DI13B-4276:
Geochemical heterogeneity in the Arctic mantle at Gakkel Ridge

Monday, 15 December 2014
Megan E. D'Errico, Organization Not Listed, Washington, DC, United States, Jessica M Warren, Stanford University, Geological and Environmental Sciences, Stanford, CA, United States and Marguerite Godard, University of Montpellier II, Montpellier Cedex 05, France
Abstract:
Conductive cooling due to ultraslow spreading has been suggested to limit partial melting of the mantle and crustal production at Gakkel Ridge. In addition, the thick lithosphere induced by cooling should significantly control melt migration and extraction.
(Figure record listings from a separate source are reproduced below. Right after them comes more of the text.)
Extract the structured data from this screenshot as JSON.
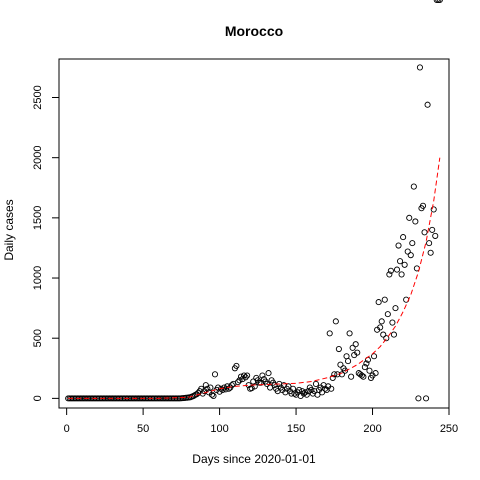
{
  "chart_data": {
    "type": "scatter",
    "title": "Morocco",
    "xlabel": "Days since 2020-01-01",
    "ylabel": "Daily cases",
    "xlim": [
      -5,
      250
    ],
    "ylim": [
      -80,
      2820
    ],
    "xticks": [
      0,
      50,
      100,
      150,
      200,
      250
    ],
    "yticks": [
      0,
      500,
      1000,
      1500,
      2000,
      2500
    ],
    "grid": false,
    "points_x": [
      1,
      2,
      3,
      4,
      5,
      6,
      7,
      8,
      9,
      10,
      11,
      12,
      13,
      14,
      15,
      16,
      17,
      18,
      19,
      20,
      21,
      22,
      23,
      24,
      25,
      26,
      27,
      28,
      29,
      30,
      31,
      32,
      33,
      34,
      35,
      36,
      37,
      38,
      39,
      40,
      41,
      42,
      43,
      44,
      45,
      46,
      47,
      48,
      49,
      50,
      51,
      52,
      53,
      54,
      55,
      56,
      57,
      58,
      59,
      60,
      61,
      62,
      63,
      64,
      65,
      66,
      67,
      68,
      69,
      70,
      71,
      72,
      73,
      74,
      75,
      76,
      77,
      78,
      79,
      80,
      81,
      82,
      83,
      84,
      85,
      86,
      87,
      88,
      89,
      90,
      91,
      92,
      93,
      94,
      95,
      96,
      97,
      98,
      99,
      100,
      101,
      102,
      103,
      104,
      105,
      106,
      107,
      108,
      109,
      110,
      111,
      112,
      113,
      114,
      115,
      116,
      117,
      118,
      119,
      120,
      121,
      122,
      123,
      124,
      125,
      126,
      127,
      128,
      129,
      130,
      131,
      132,
      133,
      134,
      135,
      136,
      137,
      138,
      139,
      140,
      141,
      142,
      143,
      144,
      145,
      146,
      147,
      148,
      149,
      150,
      151,
      152,
      153,
      154,
      155,
      156,
      157,
      158,
      159,
      160,
      161,
      162,
      163,
      164,
      165,
      166,
      167,
      168,
      169,
      170,
      171,
      172,
      173,
      174,
      175,
      176,
      177,
      178,
      179,
      180,
      181,
      182,
      183,
      184,
      185,
      186,
      187,
      188,
      189,
      190,
      191,
      192,
      193,
      194,
      195,
      196,
      197,
      198,
      199,
      200,
      201,
      202,
      203,
      204,
      205,
      206,
      207,
      208,
      209,
      210,
      211,
      212,
      213,
      214,
      215,
      216,
      217,
      218,
      219,
      220,
      221,
      222,
      223,
      224,
      225,
      226,
      227,
      228,
      229,
      230,
      231,
      232,
      233,
      234,
      235,
      236,
      237,
      238,
      239,
      240,
      241,
      242,
      243,
      244
    ],
    "points_y": [
      0,
      0,
      0,
      0,
      0,
      0,
      0,
      0,
      0,
      0,
      0,
      0,
      0,
      0,
      0,
      0,
      0,
      0,
      0,
      0,
      0,
      0,
      0,
      0,
      0,
      0,
      0,
      0,
      0,
      0,
      0,
      0,
      0,
      0,
      0,
      0,
      0,
      0,
      0,
      0,
      0,
      0,
      0,
      0,
      0,
      0,
      0,
      0,
      0,
      0,
      0,
      0,
      0,
      0,
      0,
      0,
      0,
      0,
      0,
      0,
      0,
      0,
      0,
      0,
      0,
      0,
      0,
      0,
      0,
      0,
      0,
      0,
      0,
      0,
      1,
      2,
      3,
      5,
      6,
      8,
      10,
      15,
      20,
      28,
      35,
      45,
      60,
      80,
      40,
      60,
      110,
      80,
      50,
      90,
      30,
      20,
      200,
      70,
      90,
      55,
      80,
      70,
      90,
      75,
      100,
      80,
      90,
      110,
      120,
      250,
      270,
      135,
      150,
      180,
      160,
      190,
      175,
      190,
      110,
      80,
      85,
      140,
      100,
      170,
      150,
      130,
      130,
      190,
      160,
      140,
      120,
      210,
      90,
      150,
      130,
      110,
      80,
      60,
      120,
      90,
      70,
      110,
      50,
      80,
      100,
      60,
      40,
      80,
      40,
      30,
      50,
      70,
      20,
      60,
      40,
      50,
      30,
      60,
      90,
      70,
      40,
      60,
      120,
      30,
      70,
      90,
      50,
      110,
      80,
      70,
      100,
      540,
      80,
      170,
      200,
      640,
      200,
      410,
      280,
      200,
      250,
      230,
      350,
      310,
      540,
      180,
      420,
      360,
      450,
      380,
      210,
      200,
      190,
      180,
      260,
      290,
      320,
      230,
      170,
      190,
      350,
      210,
      570,
      800,
      590,
      640,
      530,
      820,
      500,
      700,
      1030,
      1060,
      630,
      530,
      750,
      1070,
      1270,
      1140,
      1030,
      1340,
      1110,
      820,
      1220,
      1500,
      1190,
      1290,
      1760,
      1470,
      1080,
      0,
      2750,
      1580,
      1600,
      1380,
      0,
      2440,
      1290,
      1210,
      1400,
      1570,
      1350
    ],
    "trend_x": [
      1,
      20,
      40,
      60,
      80,
      100,
      110,
      120,
      130,
      140,
      150,
      160,
      170,
      180,
      190,
      200,
      205,
      210,
      215,
      220,
      225,
      230,
      235,
      240,
      244
    ],
    "trend_y": [
      0,
      0,
      0,
      0,
      10,
      80,
      100,
      110,
      115,
      120,
      125,
      140,
      170,
      210,
      280,
      370,
      430,
      510,
      600,
      720,
      860,
      1050,
      1300,
      1640,
      2000
    ],
    "point_color": "#000000",
    "trend_color": "#ff0000"
  }
}
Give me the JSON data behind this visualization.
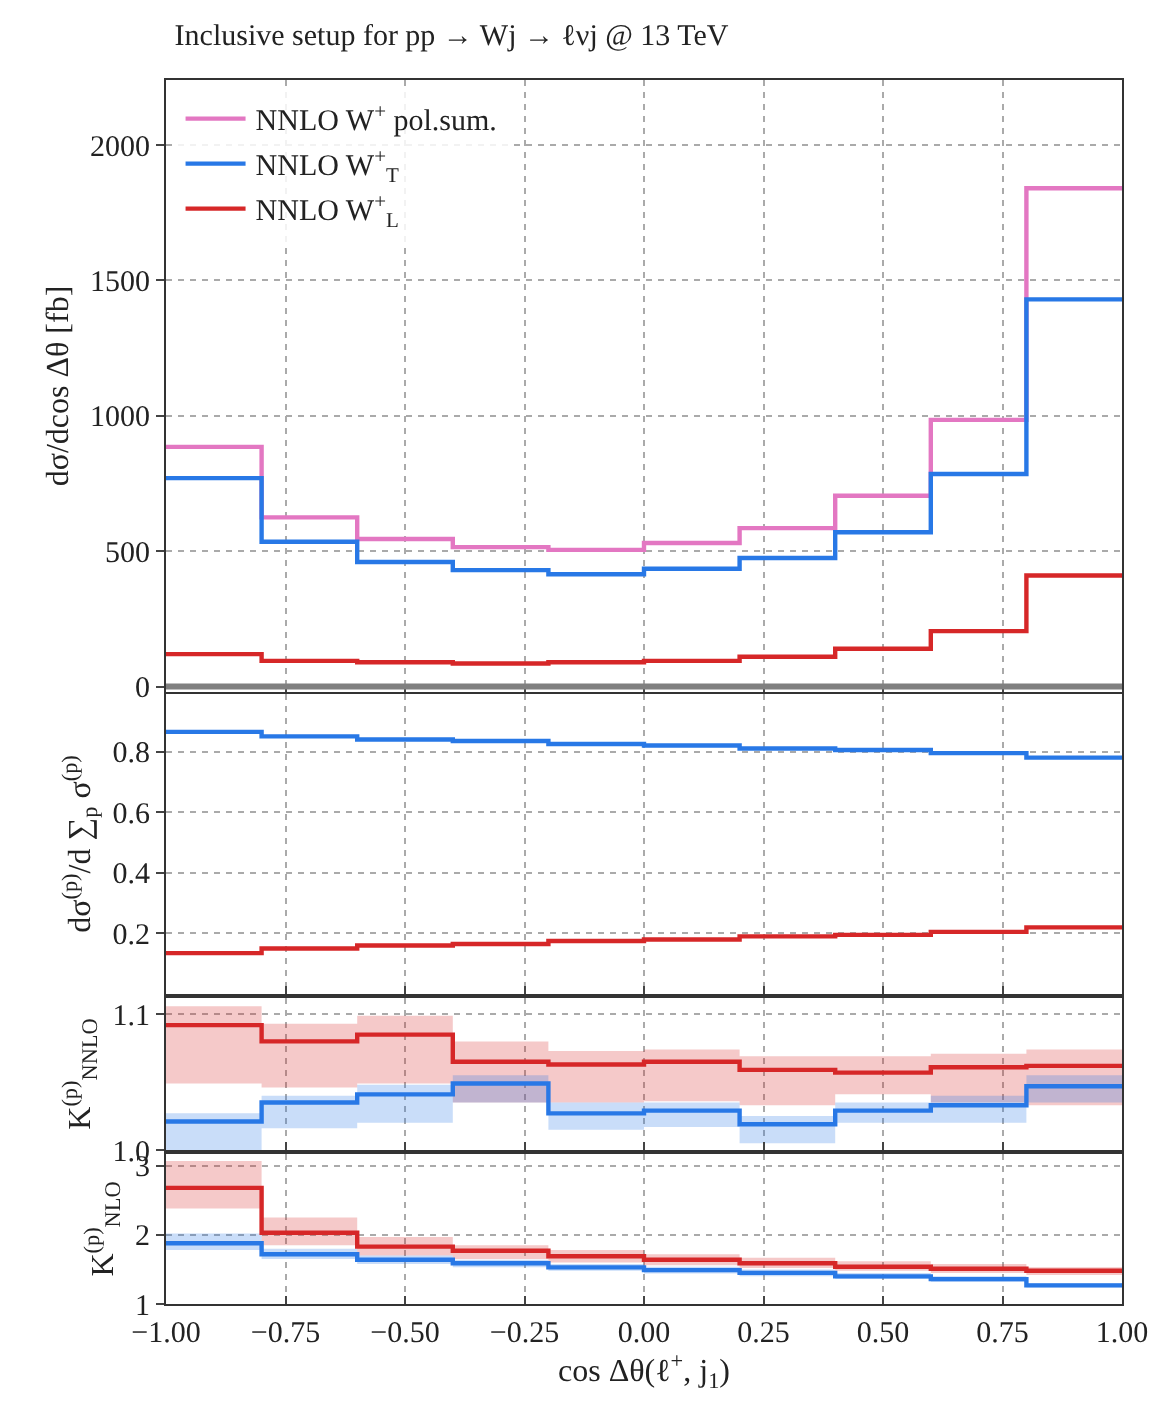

To explore these effects at ultraslow spreading rates, major and trace element concentrations in pyroxene minerals are presented for 14 dredged Gakkel abyssal peridotites. Samples from the same dredge and among dredges reveal wide compositional variation. Trace element compositions of lherzolites reflect 4-6% non-modal fractional mantle melting. However, these high degrees of melting without a corresponding amount of oceanic crust suggest the occurrence of infertile mantle due to ancient melting event(s). In addition, high degrees of melt depletion at short length-scales (<60 km) cannot be thermally driven and must instead reflect inherited small length-scale variability. Harzburgite samples exhibit low concentrations in heavy rare earth elements that can be fit by 6 to ≥13% non-modal melting, but this results in modeled light rare earth element contents that are too low relative to observed concentrations. Instead, harzburgite trace element patterns require open-system melting involving interaction with a percolating melt. Extreme enrichments in highly incompatible elements also suggest the occurrence of late-stage refertilization and melt entrapment. Modeling of several different source melt compositions indicates that the trapped melt was generated from garnet field-equilibrated peridotite. Overall, the compositional variability in Gakkel peridotite samples reflects a heterogeneous mantle resulting from inherited depletion and recent melt percolation and entrapment.